Chinese dairy company Yili Weikezi has started using augmented reality (AR) on the packaging of its milk cartons.
A voiceprint of Lu Han, a popular singer in China, is printed on each milk package. Scanning the voiceprint with a specific smartphone app plays an audio greeting, with each flavour—coffee, strawberry, banana and chocolate—having a unique message.

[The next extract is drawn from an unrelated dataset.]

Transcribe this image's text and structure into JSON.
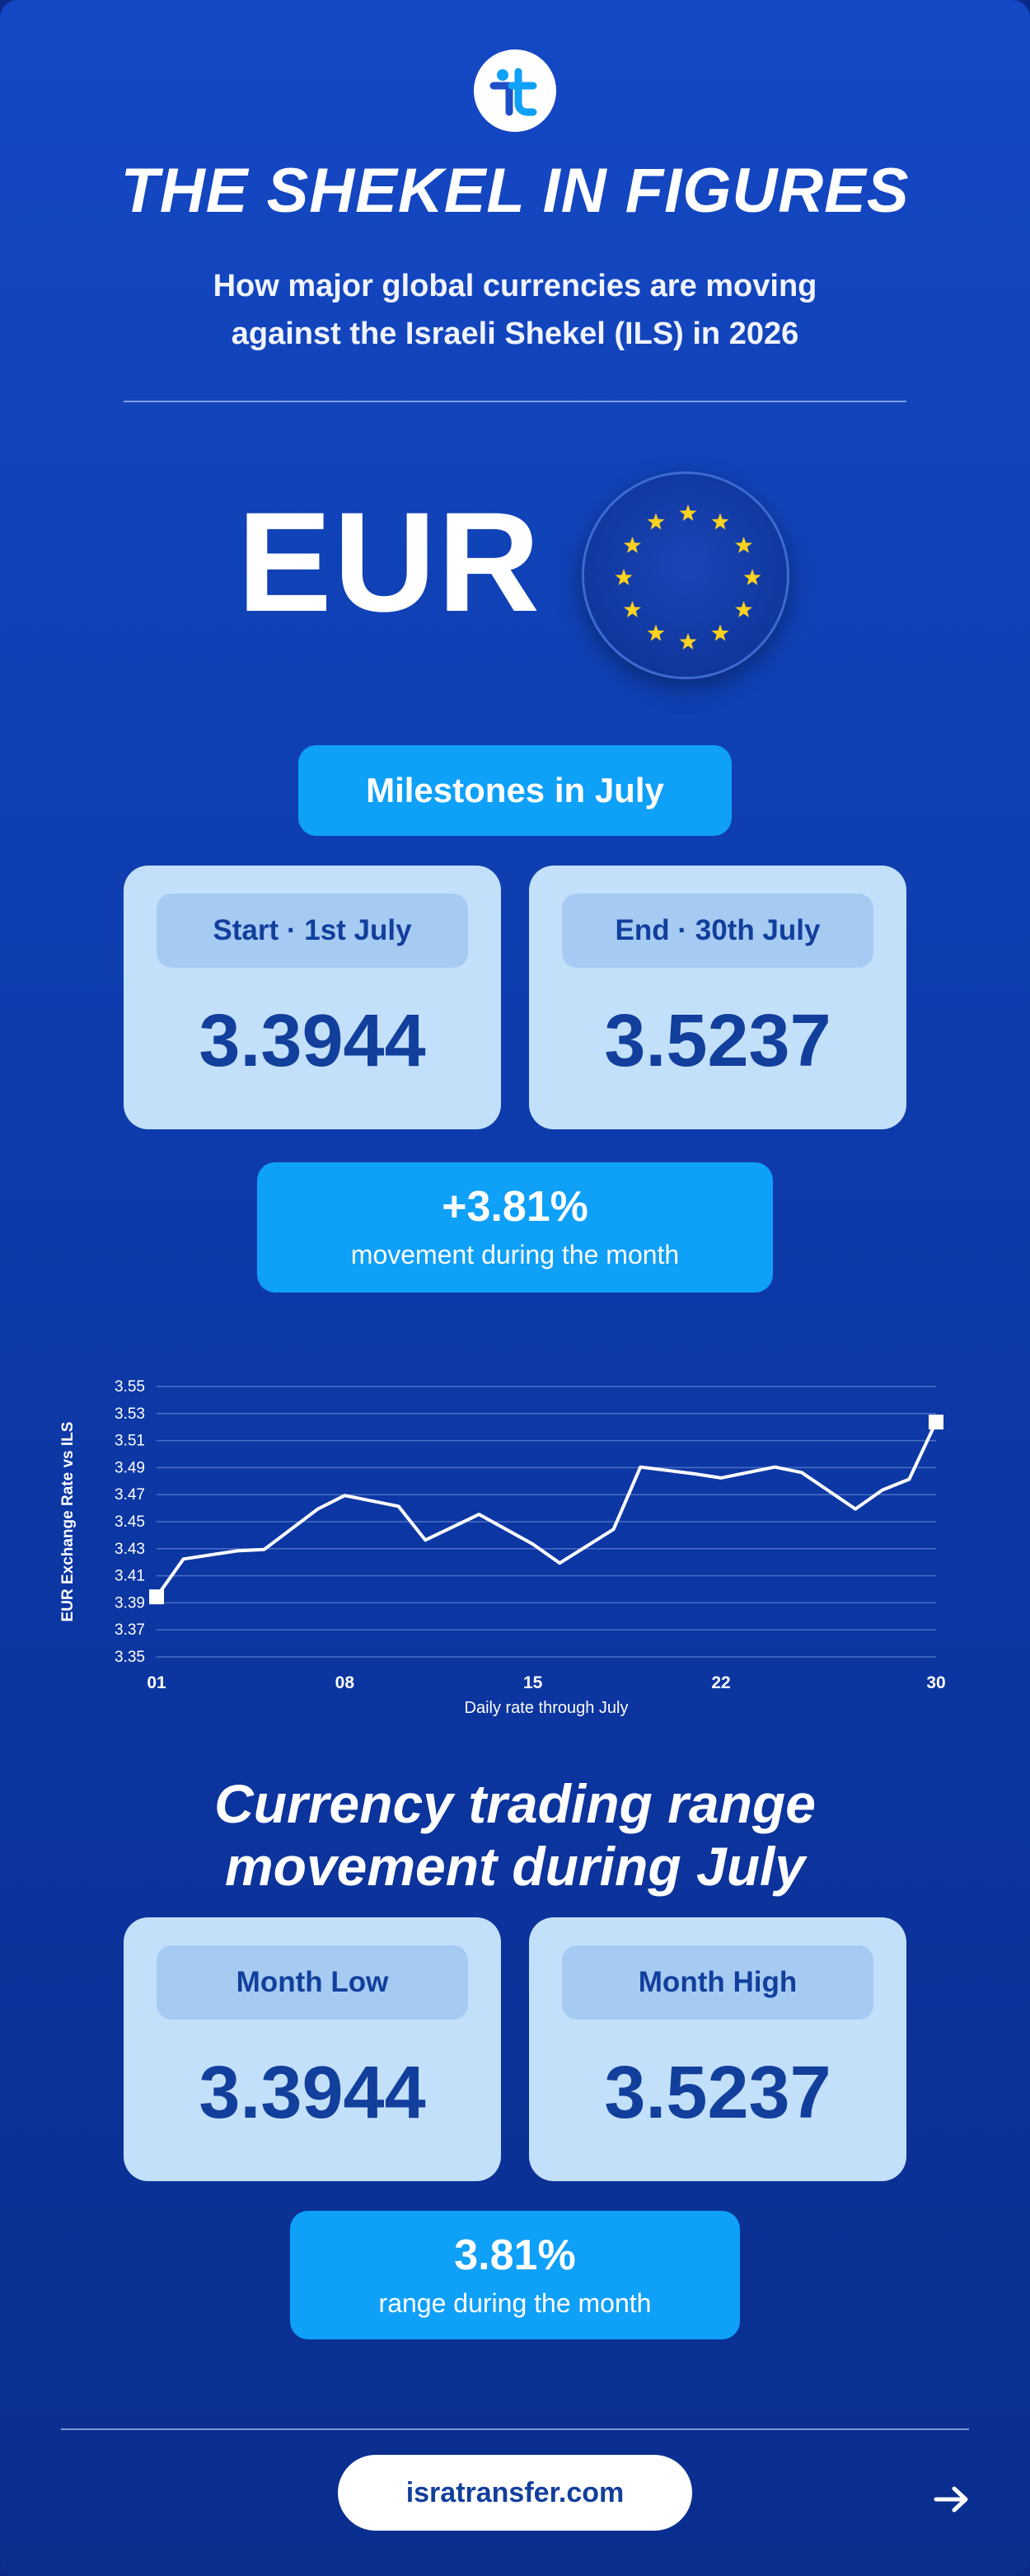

The app also features floating planets that consumers can play with and customise: they can tap the planets for sound, record their own voiceprints, create their own planets using AR and voiceprint technology, and share the results with their friends.
“Making product packaging ‘come alive’ with AR has tremendous potential for fast-moving consumer goods (FMCG),” said GlobalData innovation insights director Tom Vierhile.

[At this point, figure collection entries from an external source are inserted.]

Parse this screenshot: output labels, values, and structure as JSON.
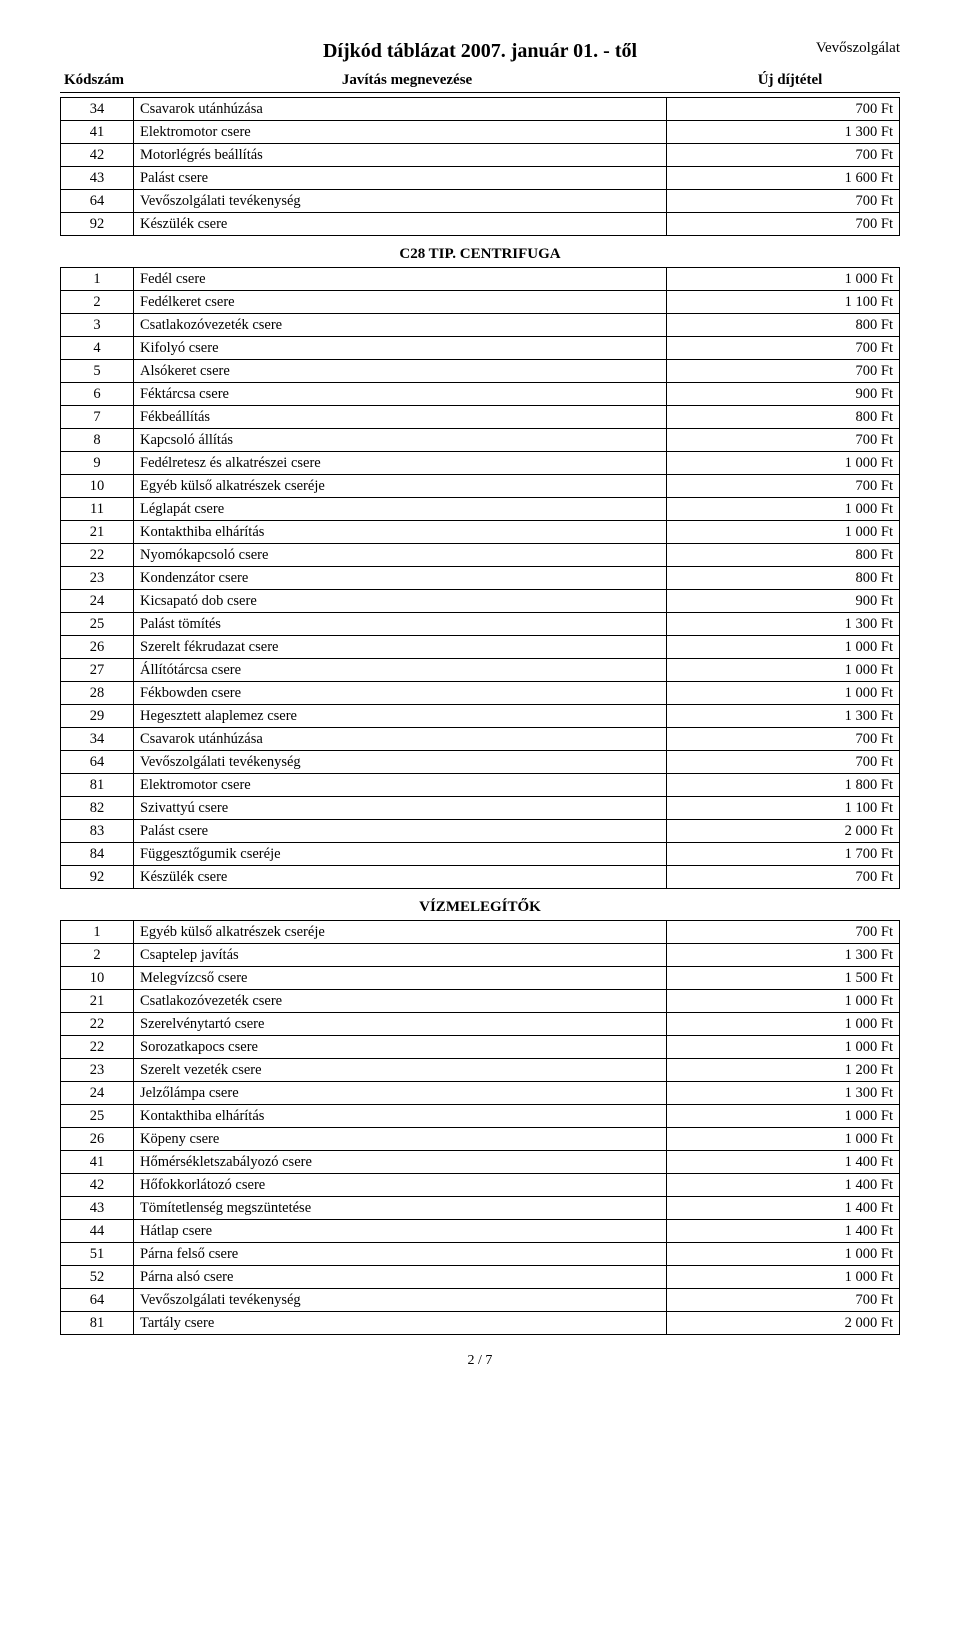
{
  "page": {
    "title": "Díjkód táblázat 2007. január 01. - től",
    "right_label": "Vevőszolgálat",
    "headers": {
      "code": "Kódszám",
      "desc": "Javítás megnevezése",
      "price": "Új díjtétel"
    },
    "pagenum": "2 / 7"
  },
  "sections": [
    {
      "title": null,
      "rows": [
        {
          "code": "34",
          "desc": "Csavarok utánhúzása",
          "price": "700 Ft"
        },
        {
          "code": "41",
          "desc": "Elektromotor csere",
          "price": "1 300 Ft"
        },
        {
          "code": "42",
          "desc": "Motorlégrés beállítás",
          "price": "700 Ft"
        },
        {
          "code": "43",
          "desc": "Palást csere",
          "price": "1 600 Ft"
        },
        {
          "code": "64",
          "desc": "Vevőszolgálati tevékenység",
          "price": "700 Ft"
        },
        {
          "code": "92",
          "desc": "Készülék csere",
          "price": "700 Ft"
        }
      ]
    },
    {
      "title": "C28 TIP. CENTRIFUGA",
      "rows": [
        {
          "code": "1",
          "desc": "Fedél csere",
          "price": "1 000 Ft"
        },
        {
          "code": "2",
          "desc": "Fedélkeret csere",
          "price": "1 100 Ft"
        },
        {
          "code": "3",
          "desc": "Csatlakozóvezeték csere",
          "price": "800 Ft"
        },
        {
          "code": "4",
          "desc": "Kifolyó csere",
          "price": "700 Ft"
        },
        {
          "code": "5",
          "desc": "Alsókeret csere",
          "price": "700 Ft"
        },
        {
          "code": "6",
          "desc": "Féktárcsa csere",
          "price": "900 Ft"
        },
        {
          "code": "7",
          "desc": "Fékbeállítás",
          "price": "800 Ft"
        },
        {
          "code": "8",
          "desc": "Kapcsoló állítás",
          "price": "700 Ft"
        },
        {
          "code": "9",
          "desc": "Fedélretesz és alkatrészei csere",
          "price": "1 000 Ft"
        },
        {
          "code": "10",
          "desc": "Egyéb külső alkatrészek cseréje",
          "price": "700 Ft"
        },
        {
          "code": "11",
          "desc": "Léglapát csere",
          "price": "1 000 Ft"
        },
        {
          "code": "21",
          "desc": "Kontakthiba elhárítás",
          "price": "1 000 Ft"
        },
        {
          "code": "22",
          "desc": "Nyomókapcsoló csere",
          "price": "800 Ft"
        },
        {
          "code": "23",
          "desc": "Kondenzátor csere",
          "price": "800 Ft"
        },
        {
          "code": "24",
          "desc": "Kicsapató dob csere",
          "price": "900 Ft"
        },
        {
          "code": "25",
          "desc": "Palást tömítés",
          "price": "1 300 Ft"
        },
        {
          "code": "26",
          "desc": "Szerelt fékrudazat csere",
          "price": "1 000 Ft"
        },
        {
          "code": "27",
          "desc": "Állítótárcsa csere",
          "price": "1 000 Ft"
        },
        {
          "code": "28",
          "desc": "Fékbowden csere",
          "price": "1 000 Ft"
        },
        {
          "code": "29",
          "desc": "Hegesztett alaplemez csere",
          "price": "1 300 Ft"
        },
        {
          "code": "34",
          "desc": "Csavarok utánhúzása",
          "price": "700 Ft"
        },
        {
          "code": "64",
          "desc": "Vevőszolgálati tevékenység",
          "price": "700 Ft"
        },
        {
          "code": "81",
          "desc": "Elektromotor csere",
          "price": "1 800 Ft"
        },
        {
          "code": "82",
          "desc": "Szivattyú csere",
          "price": "1 100 Ft"
        },
        {
          "code": "83",
          "desc": "Palást csere",
          "price": "2 000 Ft"
        },
        {
          "code": "84",
          "desc": "Függesztőgumik cseréje",
          "price": "1 700 Ft"
        },
        {
          "code": "92",
          "desc": "Készülék csere",
          "price": "700 Ft"
        }
      ]
    },
    {
      "title": "VÍZMELEGÍTŐK",
      "rows": [
        {
          "code": "1",
          "desc": "Egyéb külső alkatrészek cseréje",
          "price": "700 Ft"
        },
        {
          "code": "2",
          "desc": "Csaptelep javítás",
          "price": "1 300 Ft"
        },
        {
          "code": "10",
          "desc": "Melegvízcső csere",
          "price": "1 500 Ft"
        },
        {
          "code": "21",
          "desc": "Csatlakozóvezeték csere",
          "price": "1 000 Ft"
        },
        {
          "code": "22",
          "desc": "Szerelvénytartó csere",
          "price": "1 000 Ft"
        },
        {
          "code": "22",
          "desc": "Sorozatkapocs csere",
          "price": "1 000 Ft"
        },
        {
          "code": "23",
          "desc": "Szerelt vezeték csere",
          "price": "1 200 Ft"
        },
        {
          "code": "24",
          "desc": "Jelzőlámpa csere",
          "price": "1 300 Ft"
        },
        {
          "code": "25",
          "desc": "Kontakthiba elhárítás",
          "price": "1 000 Ft"
        },
        {
          "code": "26",
          "desc": "Köpeny csere",
          "price": "1 000 Ft"
        },
        {
          "code": "41",
          "desc": "Hőmérsékletszabályozó csere",
          "price": "1 400 Ft"
        },
        {
          "code": "42",
          "desc": "Hőfokkorlátozó csere",
          "price": "1 400 Ft"
        },
        {
          "code": "43",
          "desc": "Tömítetlenség megszüntetése",
          "price": "1 400 Ft"
        },
        {
          "code": "44",
          "desc": "Hátlap csere",
          "price": "1 400 Ft"
        },
        {
          "code": "51",
          "desc": "Párna felső csere",
          "price": "1 000 Ft"
        },
        {
          "code": "52",
          "desc": "Párna alsó csere",
          "price": "1 000 Ft"
        },
        {
          "code": "64",
          "desc": "Vevőszolgálati tevékenység",
          "price": "700 Ft"
        },
        {
          "code": "81",
          "desc": "Tartály csere",
          "price": "2 000 Ft"
        }
      ]
    }
  ]
}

“We are just beginning to see FMCG companies explore the possibilities.”
Last year, Australian wine brand 19 Crimes launched an app that used AR to bring its wine labels to life, with a prisoner pictured on the label moving their lips and talking when scanned with a smartphone.
As early as 2009, Nestlé launched a 3D AR video game based on the animated film Rio on over 26 million of its cereal boxes, spanning over 53 countries.
But despite AR being used in packaging for nearly a decade it is yet to become ubiquitous, with concerns remaining about customer acceptance and its gimmicky nature.
However, data suggests that there is stronger appeal for AR packaging in China.
“According to GlobalData’s Q1 2017 consumer survey, 23% of global consumers say interactive packaging is exciting; the figure rises to 31% for Chinese consumers,” said Vierhile. “An additional 40% of Chinese consumers say this type of packaging is nice to have, a good sign for Yili Weikezi milk drink.”
In 2008 Yili Weikezi was a sponsor of the Beijing Olympic Games, a partnership that helped it become the first Asian dairy company to rank among the world’s top ten, according to Rabobank’s 2014 Global Dairy Top 20 Report.